Gitmeden önce akünün kutup başlarını çıkardı, çok acil durum olursa komşularıma rica ediyorum, sağolsunlar götürüp getiriyorlar. Kendim kullanmasam da kapının önünde bir araba şart herkese. Otomatiğe çevirebilmek için uygun zamanı bekliyorum bakalım.
2022 nin en güzel haberi de damadımın fizik öğretmeni olarak atanması oldu. Biliyorsunuz ki fizik öğretmenlerinin atanması deveyi hendekten atlatmaktan daha zor artık ülkemizde. Umarım en yakın zamanda da eşdurumu tayinleri gerçekleşir. Tüm bunları sadece kendim için değil, herkes için istiyorum. Yaşadığımız toplumun refahı hepimiz için çok önemli. Kaliteli bir yaşam, ancak etrafımızdakilerin de refahı, huzuru, mutluluğu ile mümkün.

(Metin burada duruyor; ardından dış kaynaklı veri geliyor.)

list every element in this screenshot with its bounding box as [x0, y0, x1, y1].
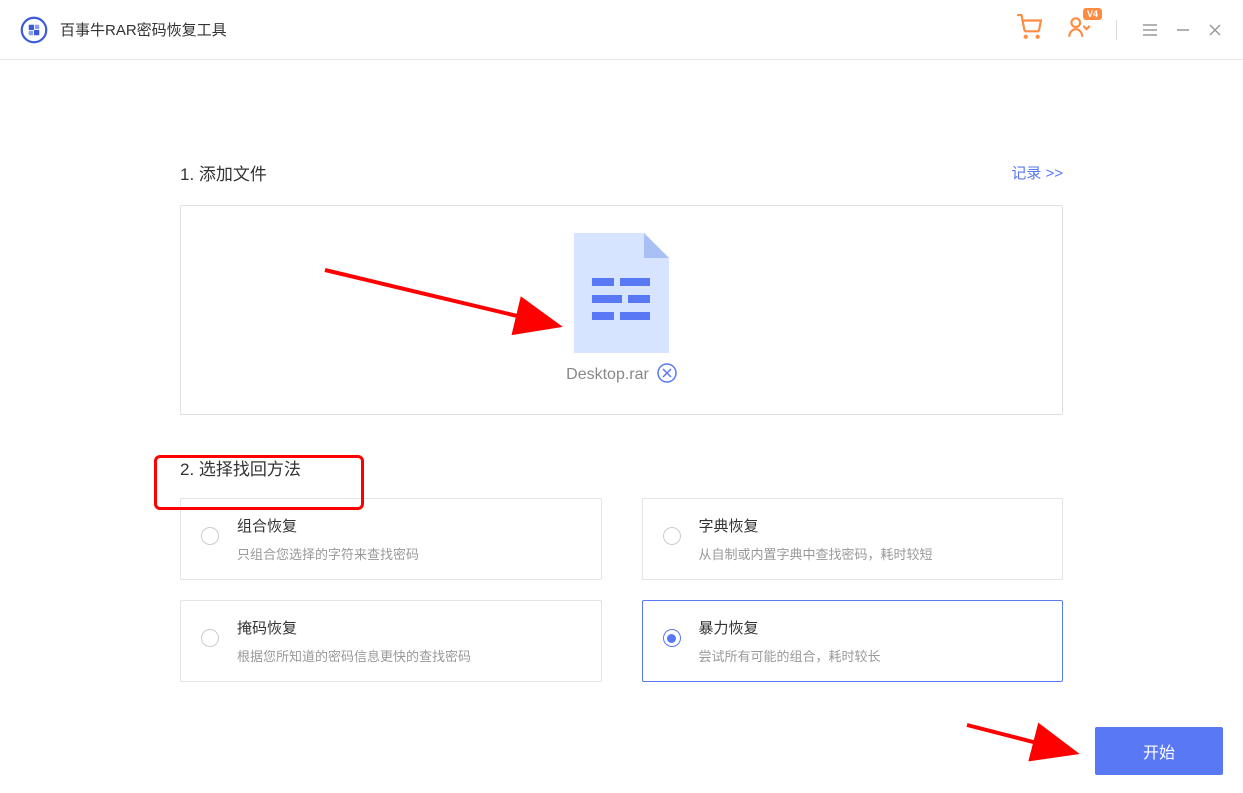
- close-icon[interactable]: [1207, 22, 1223, 38]
- step2-title: 2. 选择找回方法: [180, 455, 371, 480]
- option-desc: 尝试所有可能的组合，耗时较长: [699, 646, 1043, 665]
- header-divider: [1116, 20, 1117, 40]
- remove-file-icon[interactable]: [657, 363, 677, 388]
- step1-title: 1. 添加文件: [180, 160, 267, 185]
- radio-icon: [201, 629, 219, 647]
- main-content: 1. 添加文件 记录 >> Desktop.rar 2. 选择找回方法: [0, 60, 1243, 682]
- file-drop-zone[interactable]: Desktop.rar: [180, 205, 1063, 415]
- radio-icon: [663, 629, 681, 647]
- user-badge: V4: [1083, 8, 1102, 20]
- recovery-option-0[interactable]: 组合恢复 只组合您选择的字符来查找密码: [180, 498, 602, 580]
- option-title: 组合恢复: [237, 515, 581, 536]
- option-content: 组合恢复 只组合您选择的字符来查找密码: [237, 515, 581, 563]
- recovery-option-3[interactable]: 暴力恢复 尝试所有可能的组合，耗时较长: [642, 600, 1064, 682]
- option-title: 暴力恢复: [699, 617, 1043, 638]
- cart-icon[interactable]: [1016, 14, 1042, 45]
- app-header: 百事牛RAR密码恢复工具 V4: [0, 0, 1243, 60]
- option-content: 字典恢复 从自制或内置字典中查找密码，耗时较短: [699, 515, 1043, 563]
- file-name: Desktop.rar: [566, 366, 649, 384]
- recovery-option-2[interactable]: 掩码恢复 根据您所知道的密码信息更快的查找密码: [180, 600, 602, 682]
- minimize-icon[interactable]: [1175, 22, 1191, 38]
- user-icon[interactable]: V4: [1066, 14, 1092, 45]
- recovery-option-1[interactable]: 字典恢复 从自制或内置字典中查找密码，耗时较短: [642, 498, 1064, 580]
- option-desc: 根据您所知道的密码信息更快的查找密码: [237, 646, 581, 665]
- step2-section: 2. 选择找回方法 组合恢复 只组合您选择的字符来查找密码 字典恢复 从自制或内…: [180, 455, 1063, 682]
- app-logo-icon: [20, 16, 48, 44]
- option-content: 暴力恢复 尝试所有可能的组合，耗时较长: [699, 617, 1043, 665]
- radio-icon: [201, 527, 219, 545]
- window-controls: [1141, 21, 1223, 39]
- step1-header: 1. 添加文件 记录 >>: [180, 160, 1063, 185]
- start-button[interactable]: 开始: [1095, 727, 1223, 775]
- option-title: 掩码恢复: [237, 617, 581, 638]
- annotation-arrow-2: [962, 720, 1092, 770]
- header-left: 百事牛RAR密码恢复工具: [20, 16, 227, 44]
- log-link[interactable]: 记录 >>: [1011, 162, 1063, 183]
- option-desc: 从自制或内置字典中查找密码，耗时较短: [699, 544, 1043, 563]
- header-right: V4: [1016, 14, 1223, 45]
- file-name-row: Desktop.rar: [566, 363, 677, 388]
- app-title: 百事牛RAR密码恢复工具: [60, 19, 227, 40]
- option-desc: 只组合您选择的字符来查找密码: [237, 544, 581, 563]
- recovery-options-grid: 组合恢复 只组合您选择的字符来查找密码 字典恢复 从自制或内置字典中查找密码，耗…: [180, 498, 1063, 682]
- option-content: 掩码恢复 根据您所知道的密码信息更快的查找密码: [237, 617, 581, 665]
- menu-icon[interactable]: [1141, 21, 1159, 39]
- file-icon: [574, 233, 669, 353]
- radio-icon: [663, 527, 681, 545]
- footer: 开始: [1095, 727, 1223, 775]
- option-title: 字典恢复: [699, 515, 1043, 536]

İşte benim 2022 yılımın getirileri ve götürüleri bunlar arkadaşlar.
Herkesin yaşamında olduğu gibi hüzünler, sevinçler, acılar, tatlılar, inişler ve çıkışlarla dolu...
Hani bir söz var ya; "hayat kalbin atışları gibi inişli çıkışlıdır, ne zaman düz çizerse ölmüşüz demektir" diye.
Önemli olan şeyin; zorluklar karşısında pesetmeden, yıkılmadan ayakta kalabilmek, geçmişten ders alarak geleceğe enin adımlarla yürümek olduğunu düşünüyor, Cunhuriyetimizin 100.yılı olan 2023 ün ulusumuza esenlikler getirmesini umuyorum❤
YORUMLAR
Henüz yorum yapılmamış.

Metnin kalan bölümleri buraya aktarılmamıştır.